Regularity and Singularity Issues in Geometric Variational Problems

Geometric variational problems are used to describe the behavior of systems driven by surface tension energies, like crystals or soap bubbles. Classical examples are the isoperimetric problem (find the solid of minimal perimeter enclosing a given volume) and the Plateau problem (finding the surface of minimal area spanning a given boundary curve). In the last 50-years, geometric variational problems have found a number of surprising applications in both pure and applied mathematics.

Their solutions can describe the equilibrium configurations of physical systems in Mathematical Physics, the behavior of black holes in General Relativity, or they can provide preferred representatives in homology and homotopy classes in Differential Topology. For solutions of geometric variational problems, the presence of singularities is unavoidable and it is linked to the physical behavior of the systems they model or to the concentration of topological obstructions in geometric problems.

A fine description of the regular and singular set is of fundamental importance in our understanding of the underlying problem. This project aims to enhance our understanding of the qualitative and quantitative behavior of solutions of geometric variational problems by addressing a series of basic questions concerning their regularity and the description of their singularities.

The answer to these questions will require the development of new methods and techniques, which will also be valuable in other areas of mathematics. The project will provide research training opportunities for graduate and undergraduate students.

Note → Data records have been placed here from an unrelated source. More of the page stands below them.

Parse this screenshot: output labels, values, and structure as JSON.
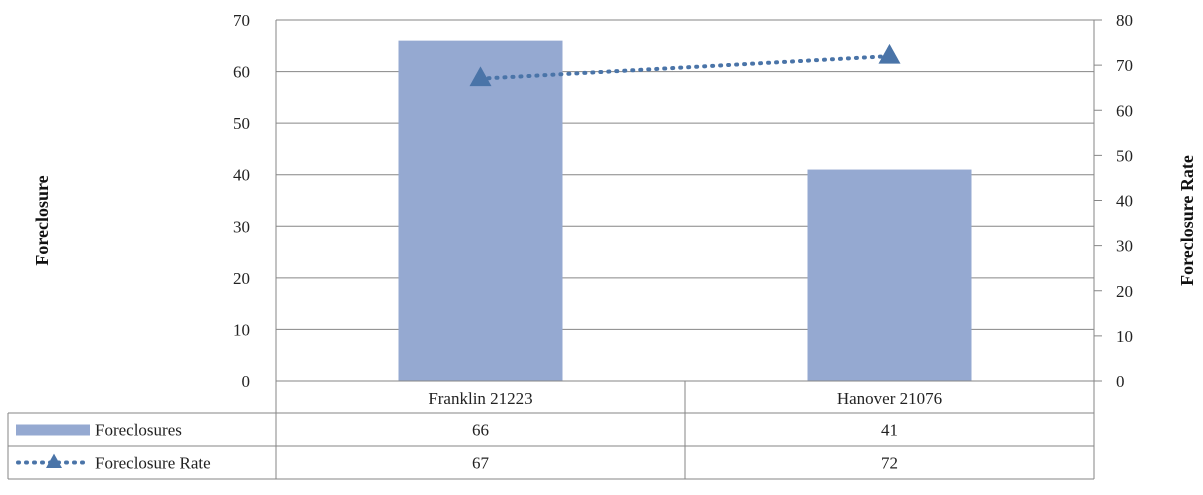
{
  "chart_data": {
    "type": "bar",
    "categories": [
      "Franklin 21223",
      "Hanover 21076"
    ],
    "series": [
      {
        "name": "Foreclosures",
        "type": "bar",
        "axis": "left",
        "values": [
          66,
          41
        ],
        "color": "#95a9d1"
      },
      {
        "name": "Foreclosure Rate",
        "type": "line",
        "axis": "right",
        "values": [
          67,
          72
        ],
        "color": "#4a74a8",
        "line_style": "dotted",
        "marker": "triangle"
      }
    ],
    "ylabel": "Foreclosure",
    "y2label": "Foreclosure Rate",
    "ylim": [
      0,
      70
    ],
    "y2lim": [
      0,
      80
    ],
    "yticks": [
      "0",
      "10",
      "20",
      "30",
      "40",
      "50",
      "60",
      "70"
    ],
    "y2ticks": [
      "0",
      "10",
      "20",
      "30",
      "40",
      "50",
      "60",
      "70",
      "80"
    ],
    "grid": true,
    "data_table": true
  }
}
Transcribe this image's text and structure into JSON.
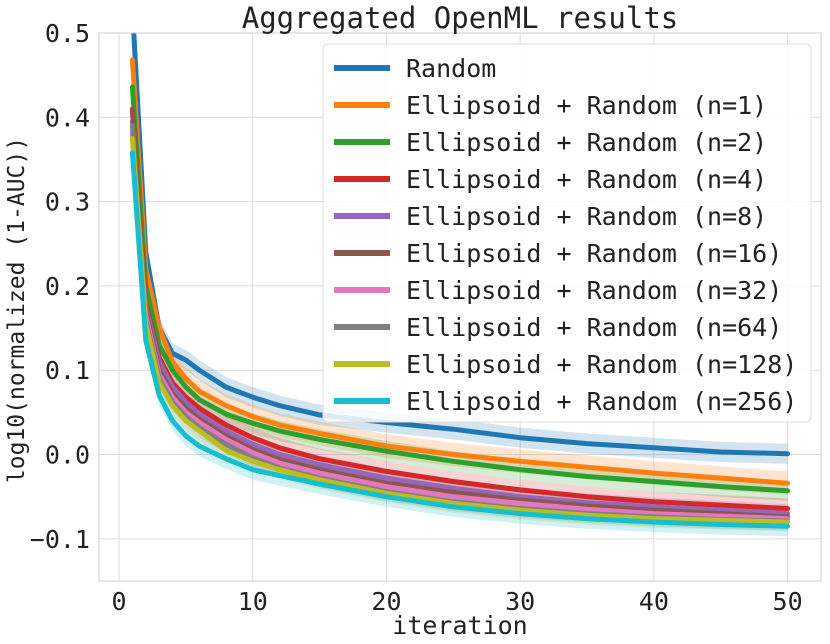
{
  "chart_data": {
    "type": "line",
    "title": "Aggregated OpenML results",
    "xlabel": "iteration",
    "ylabel": "log10(normalized (1-AUC))",
    "xlim": [
      -1.5,
      52.5
    ],
    "ylim": [
      -0.15,
      0.5
    ],
    "xticks": [
      0,
      10,
      20,
      30,
      40,
      50
    ],
    "xtick_labels": [
      "0",
      "10",
      "20",
      "30",
      "40",
      "50"
    ],
    "yticks": [
      -0.1,
      0.0,
      0.1,
      0.2,
      0.3,
      0.4,
      0.5
    ],
    "ytick_labels": [
      "−0.1",
      "0.0",
      "0.1",
      "0.2",
      "0.3",
      "0.4",
      "0.5"
    ],
    "grid": true,
    "legend_position": "top-right",
    "x": [
      1,
      2,
      3,
      4,
      5,
      6,
      8,
      10,
      12,
      15,
      20,
      25,
      30,
      35,
      40,
      45,
      50
    ],
    "series": [
      {
        "name": "Random",
        "color": "#1f77b4",
        "values": [
          0.53,
          0.24,
          0.15,
          0.12,
          0.112,
          0.1,
          0.08,
          0.068,
          0.058,
          0.047,
          0.038,
          0.03,
          0.02,
          0.013,
          0.008,
          0.003,
          0.001
        ],
        "band": 0.012
      },
      {
        "name": "Ellipsoid + Random (n=1)",
        "color": "#ff7f0e",
        "values": [
          0.468,
          0.22,
          0.15,
          0.11,
          0.09,
          0.075,
          0.058,
          0.045,
          0.035,
          0.025,
          0.01,
          0.0,
          -0.008,
          -0.015,
          -0.022,
          -0.028,
          -0.034
        ],
        "band": 0.014
      },
      {
        "name": "Ellipsoid + Random (n=2)",
        "color": "#2ca02c",
        "values": [
          0.436,
          0.2,
          0.13,
          0.1,
          0.08,
          0.065,
          0.048,
          0.037,
          0.028,
          0.018,
          0.004,
          -0.008,
          -0.018,
          -0.026,
          -0.032,
          -0.038,
          -0.043
        ],
        "band": 0.012
      },
      {
        "name": "Ellipsoid + Random (n=4)",
        "color": "#d62728",
        "values": [
          0.408,
          0.18,
          0.115,
          0.085,
          0.068,
          0.055,
          0.035,
          0.02,
          0.008,
          -0.005,
          -0.02,
          -0.032,
          -0.042,
          -0.05,
          -0.056,
          -0.06,
          -0.064
        ],
        "band": 0.012
      },
      {
        "name": "Ellipsoid + Random (n=8)",
        "color": "#9467bd",
        "values": [
          0.395,
          0.175,
          0.11,
          0.08,
          0.062,
          0.048,
          0.028,
          0.012,
          0.0,
          -0.012,
          -0.028,
          -0.04,
          -0.05,
          -0.057,
          -0.062,
          -0.066,
          -0.07
        ],
        "band": 0.011
      },
      {
        "name": "Ellipsoid + Random (n=16)",
        "color": "#8c564b",
        "values": [
          0.41,
          0.17,
          0.1,
          0.072,
          0.055,
          0.042,
          0.022,
          0.006,
          -0.006,
          -0.018,
          -0.034,
          -0.045,
          -0.054,
          -0.061,
          -0.066,
          -0.07,
          -0.074
        ],
        "band": 0.011
      },
      {
        "name": "Ellipsoid + Random (n=32)",
        "color": "#e377c2",
        "values": [
          0.38,
          0.165,
          0.095,
          0.068,
          0.05,
          0.038,
          0.018,
          0.002,
          -0.01,
          -0.022,
          -0.038,
          -0.05,
          -0.058,
          -0.065,
          -0.07,
          -0.073,
          -0.076
        ],
        "band": 0.011
      },
      {
        "name": "Ellipsoid + Random (n=64)",
        "color": "#7f7f7f",
        "values": [
          0.39,
          0.16,
          0.09,
          0.062,
          0.045,
          0.032,
          0.012,
          -0.004,
          -0.016,
          -0.028,
          -0.044,
          -0.056,
          -0.064,
          -0.07,
          -0.074,
          -0.077,
          -0.079
        ],
        "band": 0.011
      },
      {
        "name": "Ellipsoid + Random (n=128)",
        "color": "#bcbd22",
        "values": [
          0.375,
          0.155,
          0.085,
          0.058,
          0.04,
          0.028,
          0.005,
          -0.008,
          -0.018,
          -0.03,
          -0.046,
          -0.058,
          -0.066,
          -0.072,
          -0.076,
          -0.078,
          -0.08
        ],
        "band": 0.011
      },
      {
        "name": "Ellipsoid + Random (n=256)",
        "color": "#17becf",
        "values": [
          0.358,
          0.135,
          0.07,
          0.04,
          0.022,
          0.01,
          -0.005,
          -0.018,
          -0.025,
          -0.035,
          -0.05,
          -0.062,
          -0.07,
          -0.076,
          -0.08,
          -0.083,
          -0.085
        ],
        "band": 0.012
      }
    ]
  }
}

Despite the great amount of study dedicated to geometric variational problems, several basic questions concerning the regular and singular behavior of their solutions are still poorly understood. This project is intended to address these questions and to develop new tools and techniques to tackle them. The project involves work on four deeply interconnected directions of research: boundary regularity for mass minimizing currents, regularity of critical points of anisotropic surface tensions, regularity of solutions to spectral optimization and free boundary problems, and the structure of PDE constrained measures.

Their study will require the interaction of techniques coming from different areas of mathematics, such as Partial Differential Equations (PDE), Geometric Analysis, Geometric Measure Theory, Topology, and Harmonic Analysis, as well as the introduction of new ones.

This award reflects NSF's statutory mission and has been deemed worthy of support through evaluation using the Foundation's intellectual merit and broader impacts review criteria.